Como de costume, ninguém sabia de onde tinha surgido, mas deu pra circular pelas ruas no entorno da praça do skate há coisa de um ano, ou dois. Degon Barriga, um cachaceiro que vivia num bar por lá - e que só não era muito diferente deles por ter onde morar - logo chamou aquela mulher estranha e de cabelos sempre desalinhados de Medusa. E o apelido pegou rápido, até porque a pobre nem nome tinha, ou ninguém sabia, ou queria perguntar. Passar por ela e olhá-la nos olhos era considerar que um avanço era uma possibilidade. Uma vez atacou a filha do pastor Eudério, que se aproximou dela pra rezar pela sua alma, destruindo sua bíblia em mil pedaços e puxando seu cabelo. A garota não precisou gritar por socorro por muito tempo: os homens que estavam no bar e viram o ataque foram correndo apartar Medusa da menina que, assustada, presenciou, com pena - apesar de um ferimento que Medusa lhe causara à unha na cabeça - a surra que lhe deram os homens quando a cercaram. Assim, Medusa era geralmente vista de longe, e os pivetes mais ousados que lhe provocavam chamando-a pelo apelido ser serem vistos por ela, o faziam por trás de muros, árvores, carros, pilastras. Procurando a origem das vozes, ao virar-se de um lado para o outro, era como se Medusa estivesse lutando contra uma horda de fantasmas germinados na própria mente.

No que dependesse das pessoas curiosas e ordinárias daquele lugar, Medusa tinha até marido. Não era Grandão, nem era o Homem da Cueca, mas o último tipo que compunha aquela memorável tropa: Binha Caranguejo. 

Fabiano era seu nome, e isso era sabido porque, ao contrário dos demais, a família de Binha Caranguejo era conhecida por lá. Tinha 36 anos, e era o irmão mais novo de Roberto, o Betobatuca, que tinha um grupo de pagode e tinha fama de ser um cara violento, especialmente com as mulheres.
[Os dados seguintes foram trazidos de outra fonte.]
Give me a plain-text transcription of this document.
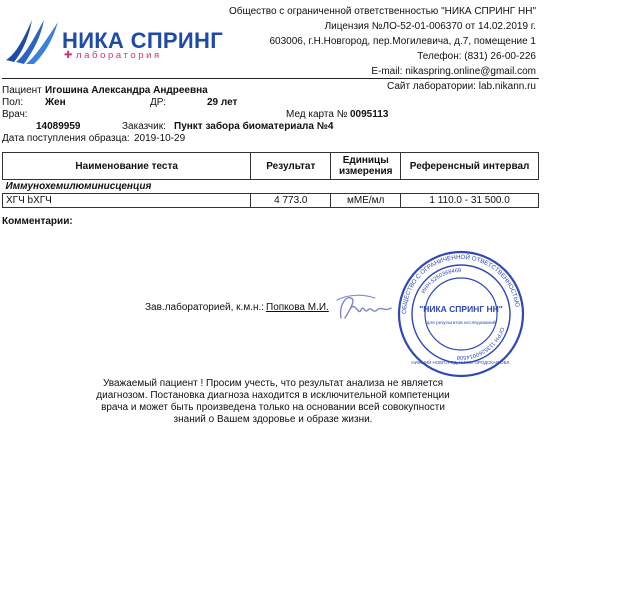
НИКА СПРИНГ
✚ лаборатория
Общество с ограниченной ответственностью "НИКА СПРИНГ НН"
Лицензия №ЛО-52-01-006370 от 14.02.2019 г.
603006, г.Н.Новгород, пер.Могилевича, д.7, помещение 1
Телефон: (831) 26-00-226
E-mail: nikaspring.online@gmail.com
Сайт лаборатории: lab.nikann.ru
Пациент Игошина Александра Андреевна
Пол: Жен	ДР:	29 лет
Врач:	Мед карта № 0095113
14089959	Заказчик: Пункт забора биоматериала №4
Дата поступления образца: 2019-10-29
Наименование теста	Результат	Единицы измерения	Референсный интервал
Иммунохемилюминисценция			
ХГЧ bХГЧ	4 773.0	мМЕ/мл	1 110.0 - 31 500.0
Комментарии:
Зав.лабораторией, к.м.н.: Попкова М.И.	ОБЩЕСТВО С ОГРАНИЧЕННОЙ ОТВЕТСТВЕННОСТЬЮ
ИНН 5260368469
ОГРН 1135260014508
"НИКА СПРИНГ НН"
для результатов исследований
НИЖНИЙ НОВГОРОД, НИЖЕГОРОДСКАЯ ОБЛ.
Уважаемый пациент ! Просим учесть, что результат анализа не является диагнозом. Постановка диагноза находится в исключительной компетенции врача и может быть произведена только на основании всей совокупности знаний о Вашем здоровье и образе жизни.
Todo mundo sabia que Binha tinha sido, há muitos anos, vítima da violência fraterna, e que fora provavelmente por causa dela que tinha caído nas ruas. Quando adolescente, Fabiano começou a fumar maconha, aqui e ali, escondido, até ir perdendo a vergonha. Ciente disso, Roberto, após uma briga doméstica bem feia com o irmão por outro motivo, fez da maconha o estopim pra uma atitude extrema, e um dia, enquanto Fabiano dormia, foi surpreendido com um banho de óleo fervendo em sua cama. Nada aconteceu com Roberto, que ainda era menor de idade. Alguns anos depois, começou a tocar em grupos de pagode locais, tocava bem, ganhou certa fama, e a história acabou sendo esquecida. Já Fabiano ficou desfigurado após o ataque e, sem suporte familiar, acabou de vez nas ruas, desenvolvendo esquizofrenia e virando, então, Binha Caranguejo. Alvo de escárnio constante, tanto quanto Medusa, para Binha havia até uma música, que quando cantada, o enfurecia: "Eu vou tacar uma pedra/ e vou chamar o Cacau/ meu nome é Binha Caranguejo/ E eu não sou normal". Carlos Bigflipo, o Cacau dos versos cruéis, era a única pessoa que intercedia por Binha, um skatista que dele se apiedava e defendia quando as gozações começavam. Por ele, a seu modo, Binha manifestava afeição. Outra encarnação, no entanto, encabulava Binha, justamente a que o colocava como par romântico de Medusa. Sorrindo sem jeito e sem os dois dentes frontais, a impressão era de que ele identificava alguma espécie de elogio ali.

Binha morava em um barraco no fim da rua 8, atrás da igreja, que um dia, virou notícia do jornal do bairro por ter amanhecido incinerado com ele dentro. Todos os olhos se voltaram para Betobatuca, reacendendo o antigo desentendimento entre ele e o irmão, sendo logo desestimulados pelo fato do músico estar em turnê em outro estado com seu grupo de pagode. Betobatuca, aliás, só viria a saber do ocorrido com o irmão uma semana após o ocorrido, e segundo comentários, não manifestou reação alguma. Apesar de chamado para depor, novamente nada lhe aconteceria, voltando a viver sua vida normalmente e até aparecer em um programa de televisão. O fogo que consumiu o barraco gravou no muro uma sombra escura em indefinido formato de coisa ruim, e o crime contra aquela pobre criatura sucumbiria na memória popular não fosse uma pichação, feita com tinta branca, onde se lia "VIVA OS MALUCO", que apareceu por lá algum tempo depois.